Death Month
Running is postponed until I’m finished with the two presentations and paper I have due this upcoming Monday. It’s actually making me angry at this point that I’ve had to go on this long of a hiatus, but I really have no choice. I don’t even know how I’m going to finish what I have to get done in time, so there’s just…no time at all to do anything else, whatsoever.
One of those two presentations is my research proposal. Basically, it’s the equivalent of a thesis. Since time is so limited, I’ll just be doing a literature review, but it’s a complex topic, so I have to do a lot of reading/studying of background information and recent research studies (the abstracts, at the very least) in order to (hopefully) even understand what the hell I’m talking about. I have to get the presentation to the professor by Friday so that there’ll be some kind of chance she’ll review it and tell me what to fix before Monday. The problem is, she doesn’t reply to emails. Just ignores them 99% of the time. And, I have no classes with her the rest of the week, so I don’t know how I’m going to track her down if she doesn’t respond. This is the same professor who didn’t get our graded assignments/final grade back to us from last semester’s class until a third of the way through this semester. And, she’s doing the same zero-feedback thing in the classes she’s teaching this semester, as well. Which is why I’m at this point with my research project, not knowing if it’s even acceptable or what I should even be doing. And, she’s assigned herself as my advisor, too, so it’ll be a bundle of joy trying to set up meetings with her over the summer.
I’m scared. I’m approaching terrified, but I’m trying not to go there. The proposal is the only grade in the entire class, though it’s sort of broken up into the oral presentation and written proposal. The thing is, if your proposal is turned down, you fail. Because you don’t get your grade/decision on it until the beginning of next semester. That’s why I’m thoroughly hoping that I could still redeem myself with my written proposal if I bomb the presentation since the written is due later. Also, the presentation itself is something I don’t even want to think about. We’re expected to have very limited text on the actual powerpoint and talk about it in more depth by just speaking to the class, and it’s like, fuck that. It’s just not happening. I’ll abide by the powerpoint protocol, but I’ll bring up notes with me in order to actually explain things if I have to, because there isn’t a chance in hell I’ll be able to improv that crap and not completely humiliate myself when I go completely blank. Maybe if I had another several weeks to practice/memorize what I’m going to say, but, that’s not the case.

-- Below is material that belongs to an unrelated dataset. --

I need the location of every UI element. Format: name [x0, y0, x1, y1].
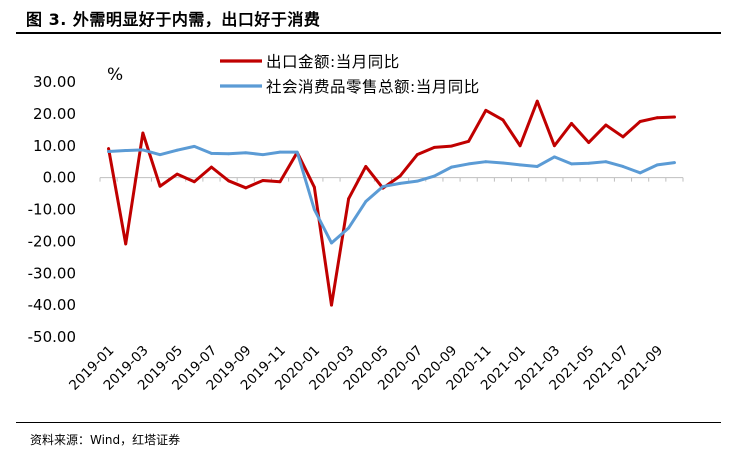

And, who knows when I’ll have time to do the other presentation. I haven’t even looked at it, yet, and probably won’t until Saturday.
Then, I’ll just have 3 papers to write, and another presentation to do the following week since I missed it originally due to being very ill. And several other quizzes. And various other labs/assignments. And part of a class-wide business plan that apparently has to be nearly book-long that’s due at the end of the semester. And 10+ finals. And an interview for rotations. This is all by April 30th. Still Saturday classes and work on Sundays, too. Funtimes.
Next semester is going to be a vacation compared to this.
And, now I’ve finished ranting.
Argh, that sounds awful. I’m sorry. But… at least it’s only one month of hell and it’ll be much calmer by May, right? The professor who doesn’t respond to emails… is phoning her an option?